The Canto Testimonials plugin for WordPress is vulnerable to Stored Cross‑Site Scripting via the 'fx' shortcode attribute. The vulnerability stems from insufficient input sanitization and missing output escaping when user‑supplied attributes are processed. An attacker who can authenticate with a Contributor role or higher can inject arbitrary JavaScript into pages that use the testimonials shortcode. When a user visits the affected page, the injected script runs in that user’s browser, potentially enabling defacement, cookie theft, or other malicious client‑side actions. The impact is limited to the authenticated author but can affect all visitors of any page containing the injected testimonial. The CVSS score of 6.4 indicates a medium severity risk.

Vendors of note are Canto Themes. The product impacted is Canto Testimonials, specifically all releases up to and including version 1.0. No later versions are listed as affected, implying that a newer release may no longer contain the flaw. If an organization is running any of the affected releases, it must determine whether the application is accessible to contributors with write privileges.

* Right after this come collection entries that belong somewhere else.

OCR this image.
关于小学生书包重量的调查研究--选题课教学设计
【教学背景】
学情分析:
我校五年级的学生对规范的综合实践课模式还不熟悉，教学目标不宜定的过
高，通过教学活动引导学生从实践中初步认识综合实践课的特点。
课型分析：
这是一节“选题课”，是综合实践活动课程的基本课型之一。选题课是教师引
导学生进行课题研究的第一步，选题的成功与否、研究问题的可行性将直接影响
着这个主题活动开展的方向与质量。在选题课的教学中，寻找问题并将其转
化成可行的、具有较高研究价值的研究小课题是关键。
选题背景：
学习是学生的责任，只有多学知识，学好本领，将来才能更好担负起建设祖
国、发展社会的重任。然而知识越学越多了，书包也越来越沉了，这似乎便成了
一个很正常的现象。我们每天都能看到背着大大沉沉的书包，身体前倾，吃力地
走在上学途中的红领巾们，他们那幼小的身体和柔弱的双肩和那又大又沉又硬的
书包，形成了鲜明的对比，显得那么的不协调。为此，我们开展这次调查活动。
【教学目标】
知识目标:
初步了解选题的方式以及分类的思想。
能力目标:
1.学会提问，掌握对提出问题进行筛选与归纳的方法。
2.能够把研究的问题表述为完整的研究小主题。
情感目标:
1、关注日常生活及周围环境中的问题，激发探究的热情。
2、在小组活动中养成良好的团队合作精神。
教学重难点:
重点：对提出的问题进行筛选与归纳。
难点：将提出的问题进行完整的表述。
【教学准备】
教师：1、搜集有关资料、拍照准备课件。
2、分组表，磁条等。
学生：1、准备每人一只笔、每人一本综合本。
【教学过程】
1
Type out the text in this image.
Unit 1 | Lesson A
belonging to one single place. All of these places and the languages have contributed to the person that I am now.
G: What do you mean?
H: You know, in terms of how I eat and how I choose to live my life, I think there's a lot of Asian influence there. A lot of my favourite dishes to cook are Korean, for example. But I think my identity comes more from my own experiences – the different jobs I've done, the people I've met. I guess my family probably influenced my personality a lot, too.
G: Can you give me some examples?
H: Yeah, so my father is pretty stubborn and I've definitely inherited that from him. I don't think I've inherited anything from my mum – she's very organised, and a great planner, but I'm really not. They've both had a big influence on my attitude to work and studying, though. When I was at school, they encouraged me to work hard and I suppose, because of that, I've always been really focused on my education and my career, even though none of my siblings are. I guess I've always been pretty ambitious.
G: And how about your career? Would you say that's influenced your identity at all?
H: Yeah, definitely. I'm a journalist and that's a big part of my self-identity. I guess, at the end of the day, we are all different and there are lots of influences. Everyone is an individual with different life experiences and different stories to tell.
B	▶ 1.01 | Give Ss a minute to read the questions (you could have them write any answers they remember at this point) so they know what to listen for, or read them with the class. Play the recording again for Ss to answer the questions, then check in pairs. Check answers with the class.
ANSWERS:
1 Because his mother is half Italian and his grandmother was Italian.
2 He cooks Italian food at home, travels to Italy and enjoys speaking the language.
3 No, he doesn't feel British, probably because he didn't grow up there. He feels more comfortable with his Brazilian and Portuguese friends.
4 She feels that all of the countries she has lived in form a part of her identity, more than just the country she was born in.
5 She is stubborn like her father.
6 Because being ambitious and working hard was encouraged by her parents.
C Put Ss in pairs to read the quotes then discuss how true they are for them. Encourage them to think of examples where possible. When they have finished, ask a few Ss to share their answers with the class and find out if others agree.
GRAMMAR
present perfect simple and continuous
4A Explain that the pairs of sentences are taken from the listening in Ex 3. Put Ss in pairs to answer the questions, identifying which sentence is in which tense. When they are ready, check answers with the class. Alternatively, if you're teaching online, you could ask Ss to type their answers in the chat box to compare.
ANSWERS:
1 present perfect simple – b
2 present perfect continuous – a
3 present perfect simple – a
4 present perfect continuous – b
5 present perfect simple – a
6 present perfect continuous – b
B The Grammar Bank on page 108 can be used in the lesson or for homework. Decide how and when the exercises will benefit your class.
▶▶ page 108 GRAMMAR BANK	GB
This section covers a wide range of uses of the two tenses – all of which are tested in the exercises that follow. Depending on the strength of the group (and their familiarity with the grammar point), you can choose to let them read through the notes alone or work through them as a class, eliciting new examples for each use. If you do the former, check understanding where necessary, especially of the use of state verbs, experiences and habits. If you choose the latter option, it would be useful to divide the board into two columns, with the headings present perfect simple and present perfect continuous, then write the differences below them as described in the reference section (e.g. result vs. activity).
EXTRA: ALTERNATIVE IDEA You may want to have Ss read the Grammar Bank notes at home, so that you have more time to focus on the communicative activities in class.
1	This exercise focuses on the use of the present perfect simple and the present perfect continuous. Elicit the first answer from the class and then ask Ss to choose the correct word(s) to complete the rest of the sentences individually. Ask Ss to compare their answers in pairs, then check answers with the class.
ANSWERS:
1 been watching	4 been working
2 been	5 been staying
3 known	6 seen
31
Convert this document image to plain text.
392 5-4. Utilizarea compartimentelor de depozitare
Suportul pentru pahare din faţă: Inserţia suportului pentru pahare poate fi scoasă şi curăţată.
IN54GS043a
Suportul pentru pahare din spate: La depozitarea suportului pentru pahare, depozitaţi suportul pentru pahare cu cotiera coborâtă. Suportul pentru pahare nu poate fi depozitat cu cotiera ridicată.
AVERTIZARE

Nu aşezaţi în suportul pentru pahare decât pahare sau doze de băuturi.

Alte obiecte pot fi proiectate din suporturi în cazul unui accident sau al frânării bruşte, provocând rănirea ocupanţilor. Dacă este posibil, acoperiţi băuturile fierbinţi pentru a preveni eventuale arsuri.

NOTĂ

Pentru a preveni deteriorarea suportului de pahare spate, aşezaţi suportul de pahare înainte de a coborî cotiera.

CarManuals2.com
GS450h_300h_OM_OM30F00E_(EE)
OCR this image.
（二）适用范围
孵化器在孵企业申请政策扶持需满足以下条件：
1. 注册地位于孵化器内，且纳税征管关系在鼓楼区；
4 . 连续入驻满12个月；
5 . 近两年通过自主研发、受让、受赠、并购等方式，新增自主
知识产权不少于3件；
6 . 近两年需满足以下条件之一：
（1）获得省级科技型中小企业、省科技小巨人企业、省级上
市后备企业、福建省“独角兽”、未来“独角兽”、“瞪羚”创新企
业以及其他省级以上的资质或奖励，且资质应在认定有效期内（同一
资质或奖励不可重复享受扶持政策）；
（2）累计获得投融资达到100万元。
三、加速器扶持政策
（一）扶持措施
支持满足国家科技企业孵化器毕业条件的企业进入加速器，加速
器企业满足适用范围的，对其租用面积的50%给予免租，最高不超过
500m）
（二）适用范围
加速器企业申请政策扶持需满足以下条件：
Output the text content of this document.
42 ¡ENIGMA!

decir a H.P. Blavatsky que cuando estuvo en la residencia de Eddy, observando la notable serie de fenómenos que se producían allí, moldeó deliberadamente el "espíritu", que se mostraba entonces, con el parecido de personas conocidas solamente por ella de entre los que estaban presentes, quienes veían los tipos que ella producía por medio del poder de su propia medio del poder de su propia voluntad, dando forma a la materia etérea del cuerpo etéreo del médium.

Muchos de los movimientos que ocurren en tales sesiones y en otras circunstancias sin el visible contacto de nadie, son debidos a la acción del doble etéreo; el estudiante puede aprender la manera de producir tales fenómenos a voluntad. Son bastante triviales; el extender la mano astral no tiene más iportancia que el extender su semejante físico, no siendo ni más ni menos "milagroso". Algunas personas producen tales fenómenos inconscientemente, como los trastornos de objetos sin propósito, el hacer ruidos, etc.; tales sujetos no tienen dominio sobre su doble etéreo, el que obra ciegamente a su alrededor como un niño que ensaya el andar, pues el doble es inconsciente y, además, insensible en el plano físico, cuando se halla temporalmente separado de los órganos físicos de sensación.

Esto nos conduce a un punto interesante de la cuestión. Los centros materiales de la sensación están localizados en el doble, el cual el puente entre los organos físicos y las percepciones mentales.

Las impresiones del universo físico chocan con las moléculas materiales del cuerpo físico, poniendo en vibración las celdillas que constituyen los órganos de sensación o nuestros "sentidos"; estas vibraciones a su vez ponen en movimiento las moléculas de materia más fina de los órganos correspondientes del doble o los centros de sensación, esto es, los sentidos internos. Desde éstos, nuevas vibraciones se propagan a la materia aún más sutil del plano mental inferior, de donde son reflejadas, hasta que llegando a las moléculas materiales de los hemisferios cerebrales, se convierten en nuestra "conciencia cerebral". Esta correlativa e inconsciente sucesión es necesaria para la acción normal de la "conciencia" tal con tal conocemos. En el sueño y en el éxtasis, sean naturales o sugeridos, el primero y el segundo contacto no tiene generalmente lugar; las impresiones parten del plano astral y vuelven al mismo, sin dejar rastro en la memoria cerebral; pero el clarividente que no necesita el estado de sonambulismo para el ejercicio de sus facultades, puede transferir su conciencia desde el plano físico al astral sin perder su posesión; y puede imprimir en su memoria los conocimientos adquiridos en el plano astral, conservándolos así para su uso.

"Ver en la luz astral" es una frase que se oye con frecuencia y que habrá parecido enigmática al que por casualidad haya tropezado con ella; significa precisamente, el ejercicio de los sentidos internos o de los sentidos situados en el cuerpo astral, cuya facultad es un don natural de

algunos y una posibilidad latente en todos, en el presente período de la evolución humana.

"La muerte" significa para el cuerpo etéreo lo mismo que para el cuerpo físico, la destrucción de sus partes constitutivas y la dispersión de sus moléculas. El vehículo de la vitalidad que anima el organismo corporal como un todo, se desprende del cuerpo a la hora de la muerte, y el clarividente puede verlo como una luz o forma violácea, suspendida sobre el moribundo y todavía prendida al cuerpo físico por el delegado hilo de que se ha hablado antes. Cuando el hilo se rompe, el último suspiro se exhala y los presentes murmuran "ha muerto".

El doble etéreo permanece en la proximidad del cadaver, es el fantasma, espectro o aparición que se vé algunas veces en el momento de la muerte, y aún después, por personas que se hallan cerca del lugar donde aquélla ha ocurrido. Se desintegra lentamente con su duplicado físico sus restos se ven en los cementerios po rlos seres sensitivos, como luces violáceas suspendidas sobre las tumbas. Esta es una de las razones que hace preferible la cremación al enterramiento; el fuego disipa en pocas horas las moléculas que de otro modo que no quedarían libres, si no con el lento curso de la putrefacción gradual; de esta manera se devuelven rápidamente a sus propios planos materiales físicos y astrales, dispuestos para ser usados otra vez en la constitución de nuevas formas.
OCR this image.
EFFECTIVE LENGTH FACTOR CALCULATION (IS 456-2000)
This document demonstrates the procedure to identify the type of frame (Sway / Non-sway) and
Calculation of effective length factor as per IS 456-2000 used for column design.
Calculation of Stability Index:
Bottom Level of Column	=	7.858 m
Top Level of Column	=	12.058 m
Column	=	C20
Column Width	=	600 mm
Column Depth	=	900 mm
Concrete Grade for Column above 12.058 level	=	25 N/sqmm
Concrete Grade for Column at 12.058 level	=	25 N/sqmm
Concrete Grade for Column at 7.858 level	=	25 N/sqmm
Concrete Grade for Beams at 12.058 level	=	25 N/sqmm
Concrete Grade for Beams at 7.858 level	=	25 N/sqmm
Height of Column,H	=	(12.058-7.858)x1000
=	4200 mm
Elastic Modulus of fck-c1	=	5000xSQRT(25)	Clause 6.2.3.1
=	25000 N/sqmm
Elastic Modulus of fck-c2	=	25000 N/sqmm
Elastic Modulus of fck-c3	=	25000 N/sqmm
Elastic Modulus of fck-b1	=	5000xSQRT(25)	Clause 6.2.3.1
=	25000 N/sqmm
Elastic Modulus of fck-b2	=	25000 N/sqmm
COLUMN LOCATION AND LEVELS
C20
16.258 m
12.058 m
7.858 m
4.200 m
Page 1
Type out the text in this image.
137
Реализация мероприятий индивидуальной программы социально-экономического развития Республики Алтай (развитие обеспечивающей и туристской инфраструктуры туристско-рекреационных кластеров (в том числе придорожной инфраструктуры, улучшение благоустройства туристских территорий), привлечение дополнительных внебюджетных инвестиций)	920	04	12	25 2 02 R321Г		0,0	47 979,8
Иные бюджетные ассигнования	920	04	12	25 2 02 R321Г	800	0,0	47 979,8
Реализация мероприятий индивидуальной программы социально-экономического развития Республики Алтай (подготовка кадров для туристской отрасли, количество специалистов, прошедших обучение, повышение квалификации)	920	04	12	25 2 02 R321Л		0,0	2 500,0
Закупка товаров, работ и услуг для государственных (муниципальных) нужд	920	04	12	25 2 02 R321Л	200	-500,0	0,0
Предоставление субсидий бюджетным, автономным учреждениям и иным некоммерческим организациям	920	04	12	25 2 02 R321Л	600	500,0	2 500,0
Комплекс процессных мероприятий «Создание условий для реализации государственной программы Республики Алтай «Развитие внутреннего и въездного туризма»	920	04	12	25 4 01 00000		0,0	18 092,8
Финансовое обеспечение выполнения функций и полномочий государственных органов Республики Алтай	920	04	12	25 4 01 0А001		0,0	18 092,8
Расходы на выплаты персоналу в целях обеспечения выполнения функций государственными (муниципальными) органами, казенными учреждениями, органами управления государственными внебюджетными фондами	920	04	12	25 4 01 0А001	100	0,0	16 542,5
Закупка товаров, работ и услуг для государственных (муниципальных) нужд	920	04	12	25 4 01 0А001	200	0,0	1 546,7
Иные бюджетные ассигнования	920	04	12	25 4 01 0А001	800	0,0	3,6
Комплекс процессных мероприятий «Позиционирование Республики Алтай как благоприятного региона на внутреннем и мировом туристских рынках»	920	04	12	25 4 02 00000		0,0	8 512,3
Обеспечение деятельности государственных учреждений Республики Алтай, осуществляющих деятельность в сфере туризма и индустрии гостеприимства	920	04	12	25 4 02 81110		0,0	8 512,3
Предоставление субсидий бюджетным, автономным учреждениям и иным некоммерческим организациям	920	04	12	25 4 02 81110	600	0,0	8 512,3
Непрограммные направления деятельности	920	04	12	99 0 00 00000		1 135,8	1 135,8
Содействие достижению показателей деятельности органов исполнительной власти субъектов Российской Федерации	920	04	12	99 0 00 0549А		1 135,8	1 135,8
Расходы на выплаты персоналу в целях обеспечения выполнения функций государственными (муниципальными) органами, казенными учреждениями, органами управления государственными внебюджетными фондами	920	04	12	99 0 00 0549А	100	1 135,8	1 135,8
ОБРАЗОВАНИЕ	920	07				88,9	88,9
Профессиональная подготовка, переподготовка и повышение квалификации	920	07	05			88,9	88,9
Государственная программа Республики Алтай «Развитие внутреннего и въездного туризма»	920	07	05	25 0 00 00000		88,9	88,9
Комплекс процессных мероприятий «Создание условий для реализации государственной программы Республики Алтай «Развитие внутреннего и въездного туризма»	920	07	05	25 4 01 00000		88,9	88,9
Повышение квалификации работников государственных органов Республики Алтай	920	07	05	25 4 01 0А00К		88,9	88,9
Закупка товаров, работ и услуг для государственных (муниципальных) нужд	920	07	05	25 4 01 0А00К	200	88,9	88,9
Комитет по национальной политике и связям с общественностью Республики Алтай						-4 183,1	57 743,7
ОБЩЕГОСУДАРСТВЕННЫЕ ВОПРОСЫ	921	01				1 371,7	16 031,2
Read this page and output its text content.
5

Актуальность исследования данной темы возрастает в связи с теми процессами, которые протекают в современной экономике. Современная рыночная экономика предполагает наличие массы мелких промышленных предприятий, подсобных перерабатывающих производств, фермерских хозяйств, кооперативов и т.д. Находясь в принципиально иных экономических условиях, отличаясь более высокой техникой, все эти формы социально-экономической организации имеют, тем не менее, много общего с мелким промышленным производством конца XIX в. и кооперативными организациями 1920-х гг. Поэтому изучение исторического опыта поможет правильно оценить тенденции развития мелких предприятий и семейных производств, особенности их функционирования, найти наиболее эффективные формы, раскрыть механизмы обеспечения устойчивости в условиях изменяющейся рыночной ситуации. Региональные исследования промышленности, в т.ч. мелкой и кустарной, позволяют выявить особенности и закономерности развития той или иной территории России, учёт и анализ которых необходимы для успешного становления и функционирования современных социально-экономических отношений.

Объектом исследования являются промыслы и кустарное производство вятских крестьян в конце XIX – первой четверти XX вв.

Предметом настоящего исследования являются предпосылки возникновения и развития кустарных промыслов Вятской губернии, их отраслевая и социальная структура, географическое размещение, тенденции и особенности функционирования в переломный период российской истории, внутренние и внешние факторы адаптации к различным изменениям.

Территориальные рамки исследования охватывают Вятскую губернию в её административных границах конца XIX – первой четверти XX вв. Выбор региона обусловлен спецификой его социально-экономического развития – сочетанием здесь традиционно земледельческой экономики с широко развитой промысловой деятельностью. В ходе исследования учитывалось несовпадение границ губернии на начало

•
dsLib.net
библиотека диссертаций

The CVSS score of 6.4 combined with an EPSS score of less than one percent suggests that while the vulnerability is medium in severity, it is unlikely to be widely exploited at present. It is not listed in the CISA Known Exploited Vulnerabilities catalog. The attack vector is inferred: an authenticated contributor would edit or create a testimonial entry that includes the 'fx' shortcode containing malicious script. Once the entry is stored, any visitor to that page would execute the code. Defensive measures are therefore most relevant for sites allowing contributor editing of testimonials.